Carson Daly, ever the Devil’s Advocate, said “Well, she could just stop and do something else.” And he’s right but he’s also wrong. For me, I’ve always loved performing and entertaining even when it was playing “restaurant” for my family or acting out some skit I made up as a child. Later, my performances became more elaborate and I fell in love with theatre. But those performances (especially the older I got) brought with them a lot of anxiety and pressure. Yes, I know it’s fucking self-imposed, but it’s also the most difficult thing to “just get over” and that’s why people without that anxiety don’t get it.
So for Lady GaGa, there’s probably parts of her that love fame, I’m sure, and parts of her that hate it and have a hard time coping. It’s not just fame, it’s the pressure to perform a certain way, to look a certain way, to put your heart and soul and creation out there for people to judge and rail you for–and rail you for your art, they do. Then the questions of “Did I do the right thing by going commercial or am I just selling crap?’ (GaGa recently said she didn’t know if her music was any good.) The public is so very brutal to anyone and everyone. Whether you’re an avant-garde artist or a pop star, you’re never safe from criticism. And while not all criticism is debilitating, some of it is. If you haven’t faced that type of criticism, you can’t really speak to it. Once you rise to fame, people aren’t always happy for you. You have people despising you just because of the “lucky breaks” you’re getting and they’re not. And then you have all these “new friends” crawling around you, wanting to just be there as you make it. It’s a really weird space to occupy and very few people handle it well. Some, more seasoned actors, seem to handle it with grace and poise…AFTER about fifteen years in the spotlight, and with the help of a team of professional managers. But it takes all that time to really find your place and find out how to tune out the criticism while also engaging with your fans.
In an earlier interview with “Good Morning America,” GaGa says, “I was actually going through a hard time during “Born This Way,” and I was kind of insecure. I became a star really quickly and I didn’t really have time to put my feet in the ground and have a sense of myself through it all because it really is a machine and you just keep going.”
I know the general public doesn’t give a fuck about GaGa or her “pity party” as some of you will call it. When I bring this topic up most people tell me to fuck off and tell stars to fuck off and then complain that I talk about pop culture too much. But, like I said, if you’ve never put yourself or your art into the public before, you really should be the one fucking off. You have no frame of reference to really speak with authority on the challenges of being in the public eye in some manner. And while artists and commercialists choose this, it is the one main method to get our art seen. Art must be seen and heard and engaged with for it to be art.
GaGa went on to talk about drugs and her addiction to weed, that being the vice she used to cope. But how many other stars turned to something more dangerous and didn’t seek out therapy like GaGa? What if the assholes who say ‘Fuck off, GaGa’ admitted that seeing a shrink is a far more positive method of coping than going full Linsday? And that clearly if you need drugs or a shrink to cope, it is a real, actual problem?

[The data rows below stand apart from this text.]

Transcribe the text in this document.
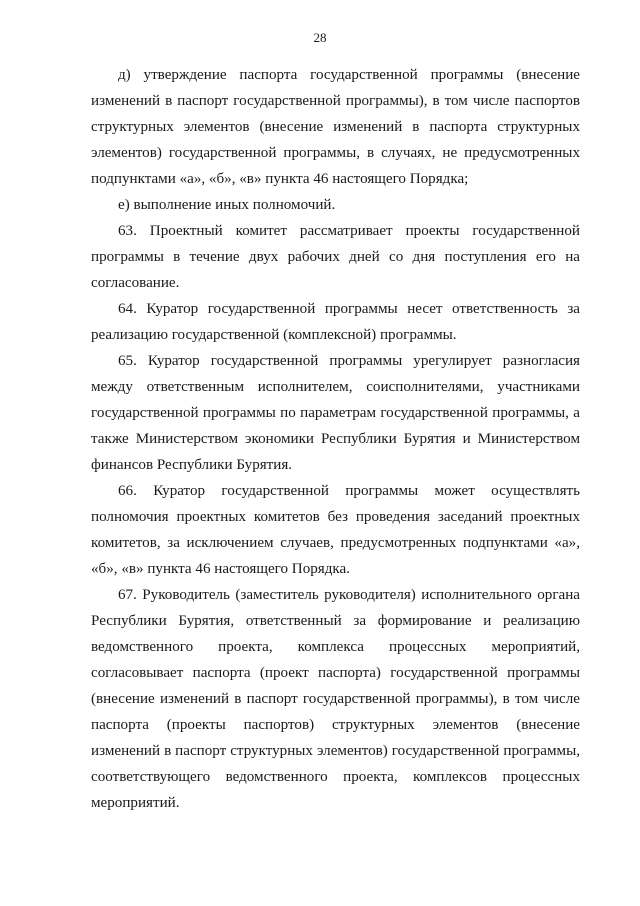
28

д) утверждение паспорта государственной программы (внесение изменений в паспорт государственной программы), в том числе паспортов структурных элементов (внесение изменений в паспорта структурных элементов) государственной программы, в случаях, не предусмотренных подпунктами «а», «б», «в» пункта 46 настоящего Порядка;

е) выполнение иных полномочий.

63. Проектный комитет рассматривает проекты государственной программы в течение двух рабочих дней со дня поступления его на согласование.

64. Куратор государственной программы несет ответственность за реализацию государственной (комплексной) программы.

65. Куратор государственной программы урегулирует разногласия между ответственным исполнителем, соисполнителями, участниками государственной программы по параметрам государственной программы, а также Министерством экономики Республики Бурятия и Министерством финансов Республики Бурятия.

66. Куратор государственной программы может осуществлять полномочия проектных комитетов без проведения заседаний проектных комитетов, за исключением случаев, предусмотренных подпунктами «а», «б», «в» пункта 46 настоящего Порядка.

67. Руководитель (заместитель руководителя) исполнительного органа Республики Бурятия, ответственный за формирование и реализацию ведомственного проекта, комплекса процессных мероприятий, согласовывает паспорта (проект паспорта) государственной программы (внесение изменений в паспорт государственной программы), в том числе паспорта (проекты паспортов) структурных элементов (внесение изменений в паспорт структурных элементов) государственной программы, соответствующего ведомственного проекта, комплексов процессных мероприятий.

Former child star Mara Wilson talks about the phenomenon and why child stars seem to go crazy and I think she makes a lot of sense. Hopefully reasonable people will understand that fame really is hard to handle and be a tad more sympathetic and less dismissive. So the fuck what if someone decides to make some money selling their art? That doesn’t mean we can’t be a bit sympathetic toward them when they’re suffering.